One recipe makes 10 hearty enchiladas. Perfect for Sunday Brunch, ladies luncheon, or Easter! If you don’t want to mess with making hollandaise sauce another great option is gravy. I’ve served these enchiladas both ways and loved them! The gravy is a little bit more casual then the hollandaise sauce. I have the perfect gravy recipe. Click here to get the recipe —->>>> OLD FASHIONED COUNTRY BACON GRAVY
American Style Breakfast Enchiladas
For the Enchiladas
- 2 cups deli ham cut into a 1/4-inch to 1/2-inch thickenss, chopped
- 1 cup red bell pepper, chopped
- 2/3 cup green onion, chopped
- 3 1/2 cups cheddar and jack cheese (combined), shredded, divided
- 10 flour tortillas (8-inches)
For the Egg Custard
- 4 large eggs
- 1/2 teaspoon salt
- 1 tablespoon flour
- 1 1/4 cups half and half
For the Hollandaise Sauce
- 4 large egg yolks
- 1 tablespoon fresh lemon juice
- 1/2 cup unsalted butter, melted
- pinch of salt and pepper
- optional garnish: chopped green onion
For the Enchiladas:
Spray a 9x13-inch baking pan with non stick cooking spray.

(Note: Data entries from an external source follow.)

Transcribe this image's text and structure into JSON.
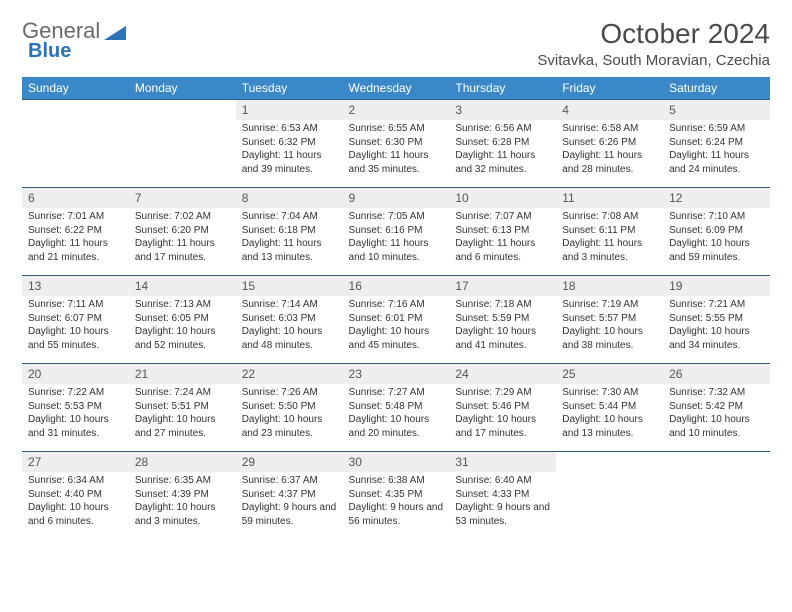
{
  "logo": {
    "text1": "General",
    "text2": "Blue"
  },
  "title": "October 2024",
  "location": "Svitavka, South Moravian, Czechia",
  "colors": {
    "header_bg": "#3a88c7",
    "row_border": "#2b5f8a",
    "daynum_bg": "#eeeeee",
    "logo_blue": "#2b73b7"
  },
  "weekdays": [
    "Sunday",
    "Monday",
    "Tuesday",
    "Wednesday",
    "Thursday",
    "Friday",
    "Saturday"
  ],
  "weeks": [
    [
      {
        "empty": true
      },
      {
        "empty": true
      },
      {
        "num": "1",
        "sunrise": "Sunrise: 6:53 AM",
        "sunset": "Sunset: 6:32 PM",
        "daylight": "Daylight: 11 hours and 39 minutes."
      },
      {
        "num": "2",
        "sunrise": "Sunrise: 6:55 AM",
        "sunset": "Sunset: 6:30 PM",
        "daylight": "Daylight: 11 hours and 35 minutes."
      },
      {
        "num": "3",
        "sunrise": "Sunrise: 6:56 AM",
        "sunset": "Sunset: 6:28 PM",
        "daylight": "Daylight: 11 hours and 32 minutes."
      },
      {
        "num": "4",
        "sunrise": "Sunrise: 6:58 AM",
        "sunset": "Sunset: 6:26 PM",
        "daylight": "Daylight: 11 hours and 28 minutes."
      },
      {
        "num": "5",
        "sunrise": "Sunrise: 6:59 AM",
        "sunset": "Sunset: 6:24 PM",
        "daylight": "Daylight: 11 hours and 24 minutes."
      }
    ],
    [
      {
        "num": "6",
        "sunrise": "Sunrise: 7:01 AM",
        "sunset": "Sunset: 6:22 PM",
        "daylight": "Daylight: 11 hours and 21 minutes."
      },
      {
        "num": "7",
        "sunrise": "Sunrise: 7:02 AM",
        "sunset": "Sunset: 6:20 PM",
        "daylight": "Daylight: 11 hours and 17 minutes."
      },
      {
        "num": "8",
        "sunrise": "Sunrise: 7:04 AM",
        "sunset": "Sunset: 6:18 PM",
        "daylight": "Daylight: 11 hours and 13 minutes."
      },
      {
        "num": "9",
        "sunrise": "Sunrise: 7:05 AM",
        "sunset": "Sunset: 6:16 PM",
        "daylight": "Daylight: 11 hours and 10 minutes."
      },
      {
        "num": "10",
        "sunrise": "Sunrise: 7:07 AM",
        "sunset": "Sunset: 6:13 PM",
        "daylight": "Daylight: 11 hours and 6 minutes."
      },
      {
        "num": "11",
        "sunrise": "Sunrise: 7:08 AM",
        "sunset": "Sunset: 6:11 PM",
        "daylight": "Daylight: 11 hours and 3 minutes."
      },
      {
        "num": "12",
        "sunrise": "Sunrise: 7:10 AM",
        "sunset": "Sunset: 6:09 PM",
        "daylight": "Daylight: 10 hours and 59 minutes."
      }
    ],
    [
      {
        "num": "13",
        "sunrise": "Sunrise: 7:11 AM",
        "sunset": "Sunset: 6:07 PM",
        "daylight": "Daylight: 10 hours and 55 minutes."
      },
      {
        "num": "14",
        "sunrise": "Sunrise: 7:13 AM",
        "sunset": "Sunset: 6:05 PM",
        "daylight": "Daylight: 10 hours and 52 minutes."
      },
      {
        "num": "15",
        "sunrise": "Sunrise: 7:14 AM",
        "sunset": "Sunset: 6:03 PM",
        "daylight": "Daylight: 10 hours and 48 minutes."
      },
      {
        "num": "16",
        "sunrise": "Sunrise: 7:16 AM",
        "sunset": "Sunset: 6:01 PM",
        "daylight": "Daylight: 10 hours and 45 minutes."
      },
      {
        "num": "17",
        "sunrise": "Sunrise: 7:18 AM",
        "sunset": "Sunset: 5:59 PM",
        "daylight": "Daylight: 10 hours and 41 minutes."
      },
      {
        "num": "18",
        "sunrise": "Sunrise: 7:19 AM",
        "sunset": "Sunset: 5:57 PM",
        "daylight": "Daylight: 10 hours and 38 minutes."
      },
      {
        "num": "19",
        "sunrise": "Sunrise: 7:21 AM",
        "sunset": "Sunset: 5:55 PM",
        "daylight": "Daylight: 10 hours and 34 minutes."
      }
    ],
    [
      {
        "num": "20",
        "sunrise": "Sunrise: 7:22 AM",
        "sunset": "Sunset: 5:53 PM",
        "daylight": "Daylight: 10 hours and 31 minutes."
      },
      {
        "num": "21",
        "sunrise": "Sunrise: 7:24 AM",
        "sunset": "Sunset: 5:51 PM",
        "daylight": "Daylight: 10 hours and 27 minutes."
      },
      {
        "num": "22",
        "sunrise": "Sunrise: 7:26 AM",
        "sunset": "Sunset: 5:50 PM",
        "daylight": "Daylight: 10 hours and 23 minutes."
      },
      {
        "num": "23",
        "sunrise": "Sunrise: 7:27 AM",
        "sunset": "Sunset: 5:48 PM",
        "daylight": "Daylight: 10 hours and 20 minutes."
      },
      {
        "num": "24",
        "sunrise": "Sunrise: 7:29 AM",
        "sunset": "Sunset: 5:46 PM",
        "daylight": "Daylight: 10 hours and 17 minutes."
      },
      {
        "num": "25",
        "sunrise": "Sunrise: 7:30 AM",
        "sunset": "Sunset: 5:44 PM",
        "daylight": "Daylight: 10 hours and 13 minutes."
      },
      {
        "num": "26",
        "sunrise": "Sunrise: 7:32 AM",
        "sunset": "Sunset: 5:42 PM",
        "daylight": "Daylight: 10 hours and 10 minutes."
      }
    ],
    [
      {
        "num": "27",
        "sunrise": "Sunrise: 6:34 AM",
        "sunset": "Sunset: 4:40 PM",
        "daylight": "Daylight: 10 hours and 6 minutes."
      },
      {
        "num": "28",
        "sunrise": "Sunrise: 6:35 AM",
        "sunset": "Sunset: 4:39 PM",
        "daylight": "Daylight: 10 hours and 3 minutes."
      },
      {
        "num": "29",
        "sunrise": "Sunrise: 6:37 AM",
        "sunset": "Sunset: 4:37 PM",
        "daylight": "Daylight: 9 hours and 59 minutes."
      },
      {
        "num": "30",
        "sunrise": "Sunrise: 6:38 AM",
        "sunset": "Sunset: 4:35 PM",
        "daylight": "Daylight: 9 hours and 56 minutes."
      },
      {
        "num": "31",
        "sunrise": "Sunrise: 6:40 AM",
        "sunset": "Sunset: 4:33 PM",
        "daylight": "Daylight: 9 hours and 53 minutes."
      },
      {
        "empty": true
      },
      {
        "empty": true
      }
    ]
  ]
}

In a medium bowl add the ham, bell pepper, green onion and 2 1/2 cups shredded cheese. Stir to combine. Lay a tortilla in the prepared pan, add 1/2 cup of filling, roll and place in the pan seam down. Repeat for remaining tortillas.
For the Egg Custard:
In a medium bowl add the eggs, salt and flour. Whisk until flour is combined into the egg mixture. Whisk in the half and half. Pour over the enchiladas. Cover and refrigerator overnight.

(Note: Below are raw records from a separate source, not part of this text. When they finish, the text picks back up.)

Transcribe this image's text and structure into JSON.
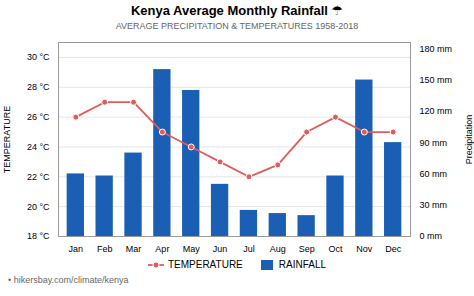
{
  "chart_data": {
    "type": "bar",
    "title": "Kenya Average Monthly Rainfall ☂",
    "subtitle": "AVERAGE PRECIPITATION & TEMPERATURES 1958-2018",
    "footer": "• hikersbay.com/climate/kenya",
    "categories": [
      "Jan",
      "Feb",
      "Mar",
      "Apr",
      "May",
      "Jun",
      "Jul",
      "Aug",
      "Sep",
      "Oct",
      "Nov",
      "Dec"
    ],
    "series": [
      {
        "name": "TEMPERATURE",
        "type": "line",
        "marker": "circle",
        "color": "#e05c5c",
        "values": [
          26.0,
          27.0,
          27.0,
          25.0,
          24.0,
          23.0,
          22.0,
          22.8,
          25.0,
          26.0,
          25.0,
          25.0
        ]
      },
      {
        "name": "RAINFALL",
        "type": "bar",
        "color": "#1a5fb4",
        "axis": "y2",
        "values": [
          60,
          58,
          80,
          160,
          140,
          50,
          25,
          22,
          20,
          58,
          150,
          90
        ]
      }
    ],
    "y_label": "TEMPERATURE",
    "y2_label": "Precipitation",
    "ylim": [
      18,
      31
    ],
    "yticks": [
      {
        "value": 18,
        "label": "18 °C"
      },
      {
        "value": 20,
        "label": "20 °C"
      },
      {
        "value": 22,
        "label": "22 °C"
      },
      {
        "value": 24,
        "label": "24 °C"
      },
      {
        "value": 26,
        "label": "26 °C"
      },
      {
        "value": 28,
        "label": "28 °C"
      },
      {
        "value": 30,
        "label": "30 °C"
      }
    ],
    "y2lim": [
      0,
      186
    ],
    "y2ticks": [
      {
        "value": 0,
        "label": "0 mm"
      },
      {
        "value": 30,
        "label": "30 mm"
      },
      {
        "value": 60,
        "label": "60 mm"
      },
      {
        "value": 90,
        "label": "90 mm"
      },
      {
        "value": 120,
        "label": "120 mm"
      },
      {
        "value": 150,
        "label": "150 mm"
      },
      {
        "value": 180,
        "label": "180 mm"
      }
    ],
    "grid": true,
    "legend": "bottom"
  }
}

The next morning preheat oven to 350°. Bake, covered 45 minutes. Take off the cover, sprinkle on the remaining 1 cup of cheese. Continue baking an additional 10 minutes or until cheese is melted and tops are golden. Serve hot with a scoop of Hollandaise Sauce and a sprinkle of green onion.

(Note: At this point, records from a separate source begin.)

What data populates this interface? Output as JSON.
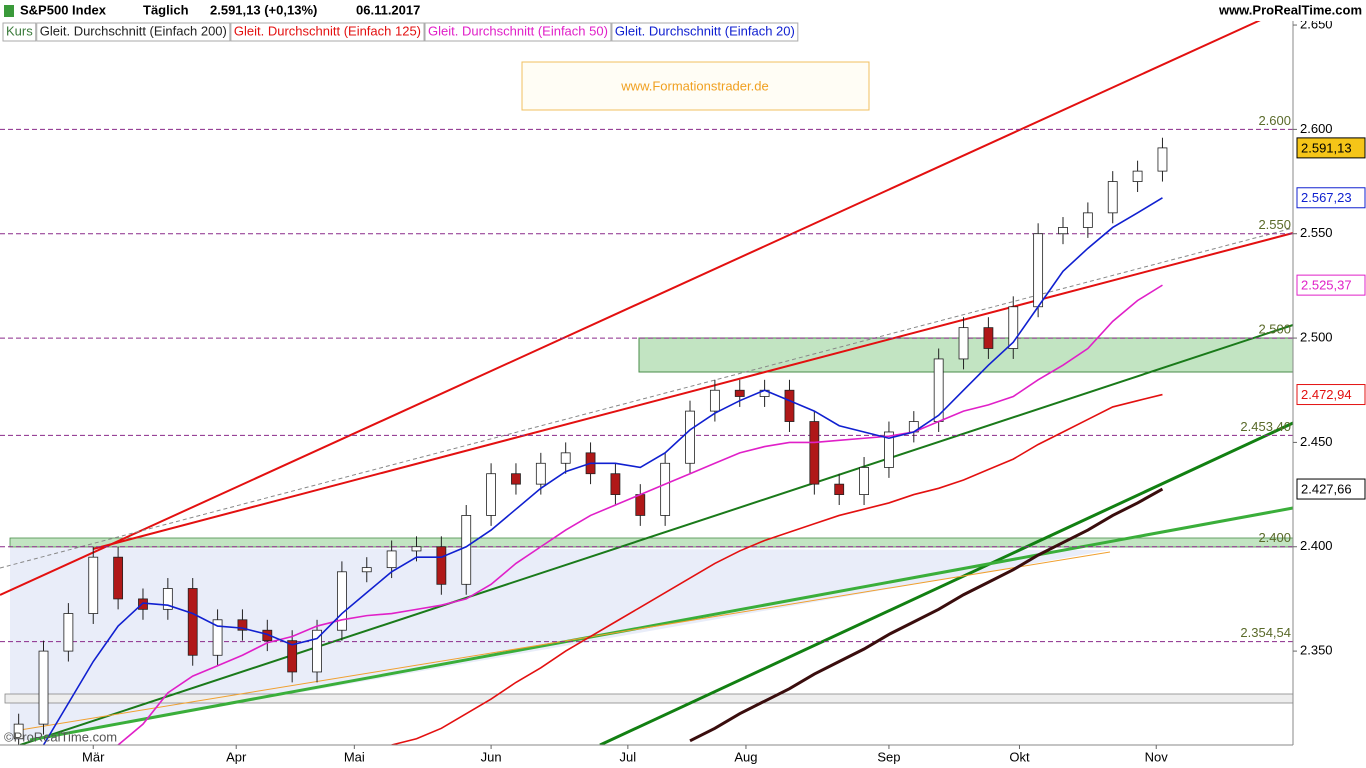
{
  "chart_data": {
    "type": "candlestick",
    "title": "S&P500 Index",
    "period": "Täglich",
    "quote": "2.591,13 (+0,13%)",
    "date": "06.11.2017",
    "source": "www.ProRealTime.com",
    "watermark": "www.Formationstrader.de",
    "copyright": "©ProRealTime.com",
    "price_name": "Kurs",
    "x": [
      -12,
      -8,
      -4,
      0,
      4,
      8,
      12,
      16,
      20,
      24,
      28,
      32,
      36,
      40,
      44,
      48,
      52,
      56,
      60,
      64,
      68,
      72,
      76,
      80,
      84,
      88,
      92,
      96,
      100,
      104,
      108,
      112,
      116,
      120,
      124,
      128,
      132,
      136,
      140,
      144,
      148,
      152,
      156,
      160,
      164,
      168,
      172
    ],
    "open": [
      2308,
      2315,
      2350,
      2368,
      2395,
      2375,
      2370,
      2380,
      2348,
      2365,
      2360,
      2355,
      2340,
      2360,
      2388,
      2390,
      2398,
      2400,
      2382,
      2415,
      2435,
      2430,
      2440,
      2445,
      2435,
      2425,
      2415,
      2440,
      2465,
      2475,
      2472,
      2475,
      2460,
      2430,
      2425,
      2438,
      2455,
      2460,
      2490,
      2505,
      2495,
      2515,
      2550,
      2553,
      2560,
      2575,
      2580
    ],
    "high": [
      2320,
      2355,
      2373,
      2400,
      2400,
      2380,
      2385,
      2385,
      2370,
      2370,
      2365,
      2360,
      2365,
      2393,
      2395,
      2403,
      2405,
      2405,
      2420,
      2440,
      2440,
      2445,
      2450,
      2450,
      2440,
      2430,
      2445,
      2470,
      2480,
      2480,
      2480,
      2480,
      2465,
      2435,
      2443,
      2460,
      2465,
      2495,
      2510,
      2510,
      2520,
      2555,
      2558,
      2565,
      2580,
      2585,
      2596
    ],
    "low": [
      2305,
      2310,
      2345,
      2363,
      2370,
      2365,
      2365,
      2343,
      2343,
      2355,
      2350,
      2335,
      2335,
      2355,
      2383,
      2385,
      2393,
      2377,
      2377,
      2410,
      2425,
      2425,
      2435,
      2430,
      2420,
      2410,
      2410,
      2435,
      2460,
      2467,
      2467,
      2455,
      2425,
      2420,
      2420,
      2433,
      2450,
      2455,
      2485,
      2490,
      2490,
      2510,
      2545,
      2548,
      2555,
      2570,
      2575
    ],
    "close": [
      2315,
      2350,
      2368,
      2395,
      2375,
      2370,
      2380,
      2348,
      2365,
      2360,
      2355,
      2340,
      2360,
      2388,
      2390,
      2398,
      2400,
      2382,
      2415,
      2435,
      2430,
      2440,
      2445,
      2435,
      2425,
      2415,
      2440,
      2465,
      2475,
      2472,
      2475,
      2460,
      2430,
      2425,
      2438,
      2455,
      2460,
      2490,
      2505,
      2495,
      2515,
      2550,
      2553,
      2560,
      2575,
      2580,
      2591.13
    ],
    "series": [
      {
        "name": "Gleit. Durchschnitt (Einfach 200)",
        "color": "#3a0d0d",
        "width": 3,
        "values": [
          null,
          null,
          null,
          null,
          null,
          null,
          null,
          null,
          null,
          null,
          null,
          null,
          null,
          null,
          null,
          null,
          null,
          null,
          null,
          null,
          null,
          null,
          null,
          null,
          null,
          null,
          null,
          2307,
          2313,
          2320,
          2326,
          2332,
          2339,
          2345,
          2351,
          2358,
          2364,
          2370,
          2377,
          2383,
          2389,
          2396,
          2402,
          2408,
          2415,
          2421,
          2427.66
        ]
      },
      {
        "name": "Gleit. Durchschnitt (Einfach 125)",
        "color": "#e31010",
        "width": 1.6,
        "values": [
          null,
          null,
          null,
          null,
          null,
          null,
          null,
          null,
          null,
          null,
          null,
          null,
          null,
          null,
          null,
          2305,
          2308,
          2313,
          2320,
          2327,
          2335,
          2342,
          2350,
          2357,
          2364,
          2371,
          2378,
          2385,
          2392,
          2398,
          2403,
          2407,
          2411,
          2415,
          2418,
          2421,
          2425,
          2428,
          2432,
          2437,
          2442,
          2449,
          2455,
          2461,
          2467,
          2470,
          2472.94
        ]
      },
      {
        "name": "Gleit. Durchschnitt (Einfach 50)",
        "color": "#e020c8",
        "width": 1.6,
        "values": [
          null,
          null,
          null,
          null,
          2305,
          2315,
          2330,
          2338,
          2343,
          2348,
          2354,
          2357,
          2362,
          2365,
          2367,
          2368,
          2370,
          2372,
          2375,
          2382,
          2392,
          2400,
          2408,
          2415,
          2420,
          2425,
          2430,
          2435,
          2440,
          2445,
          2448,
          2450,
          2450,
          2451,
          2452,
          2453,
          2455,
          2460,
          2465,
          2468,
          2472,
          2480,
          2487,
          2495,
          2508,
          2518,
          2525.37
        ]
      },
      {
        "name": "Gleit. Durchschnitt (Einfach 20)",
        "color": "#1020d0",
        "width": 1.6,
        "values": [
          null,
          2305,
          2325,
          2345,
          2362,
          2373,
          2372,
          2368,
          2362,
          2361,
          2358,
          2353,
          2356,
          2368,
          2378,
          2388,
          2395,
          2395,
          2400,
          2408,
          2418,
          2428,
          2436,
          2440,
          2440,
          2438,
          2445,
          2456,
          2464,
          2470,
          2475,
          2470,
          2465,
          2458,
          2455,
          2452,
          2455,
          2463,
          2475,
          2487,
          2498,
          2515,
          2532,
          2543,
          2553,
          2560,
          2567.23
        ]
      }
    ],
    "price_labels": [
      {
        "value": 2591.13,
        "label": "2.591,13",
        "color": "#000000",
        "background": "#f5c518"
      },
      {
        "value": 2567.23,
        "label": "2.567,23",
        "color": "#1020d0",
        "background": "#ffffff"
      },
      {
        "value": 2525.37,
        "label": "2.525,37",
        "color": "#e020c8",
        "background": "#ffffff"
      },
      {
        "value": 2472.94,
        "label": "2.472,94",
        "color": "#e31010",
        "background": "#ffffff"
      },
      {
        "value": 2427.66,
        "label": "2.427,66",
        "color": "#000000",
        "background": "#ffffff"
      }
    ],
    "levels": [
      {
        "value": 2600,
        "label": "2.600"
      },
      {
        "value": 2550,
        "label": "2.550"
      },
      {
        "value": 2500,
        "label": "2.500"
      },
      {
        "value": 2453.4,
        "label": "2.453,40"
      },
      {
        "value": 2400,
        "label": "2.400"
      },
      {
        "value": 2354.54,
        "label": "2.354,54"
      }
    ],
    "up_color": "#ffffff",
    "down_color": "#b01818",
    "xlim": [
      -15,
      193
    ],
    "xticks": [
      {
        "value": 0,
        "label": "Mär"
      },
      {
        "value": 23,
        "label": "Apr"
      },
      {
        "value": 42,
        "label": "Mai"
      },
      {
        "value": 64,
        "label": "Jun"
      },
      {
        "value": 86,
        "label": "Jul"
      },
      {
        "value": 105,
        "label": "Aug"
      },
      {
        "value": 128,
        "label": "Sep"
      },
      {
        "value": 149,
        "label": "Okt"
      },
      {
        "value": 171,
        "label": "Nov"
      }
    ],
    "ylim": [
      2305,
      2662
    ],
    "yticks": [
      {
        "value": 2650,
        "label": "2.650"
      },
      {
        "value": 2600,
        "label": "2.600"
      },
      {
        "value": 2550,
        "label": "2.550"
      },
      {
        "value": 2500,
        "label": "2.500"
      },
      {
        "value": 2450,
        "label": "2.450"
      },
      {
        "value": 2400,
        "label": "2.400"
      },
      {
        "value": 2350,
        "label": "2.350"
      }
    ]
  }
}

For the Hollandaise Sauce:
Before starting fit a bowl over a saucepan, make sure the bowl does not touch the bottom. Add about 2 inches of water to the saucepan. Turn heat on medium high, once the water is about to boil turn the heat down. Only have the water at a low simmer. You don't want to get scrambled eggs. In the glass or metal bowl, whisk together the yolks and lemon juice until the eggs double in volume and thicken (about 3 minutes). Place bowl with the egg yolks on the simmering water, continue whisking and slowly drizzle in the melted butter, whisking the whole time until the sauce is thickened. Remove the sauce from the heat, whisk in the salt and pepper. Keep warm until ready to serve. If sauce gets too thick, whisk in a few drops of warm water before serving. Spoon over each enchilada. Garnish with chopped green onion.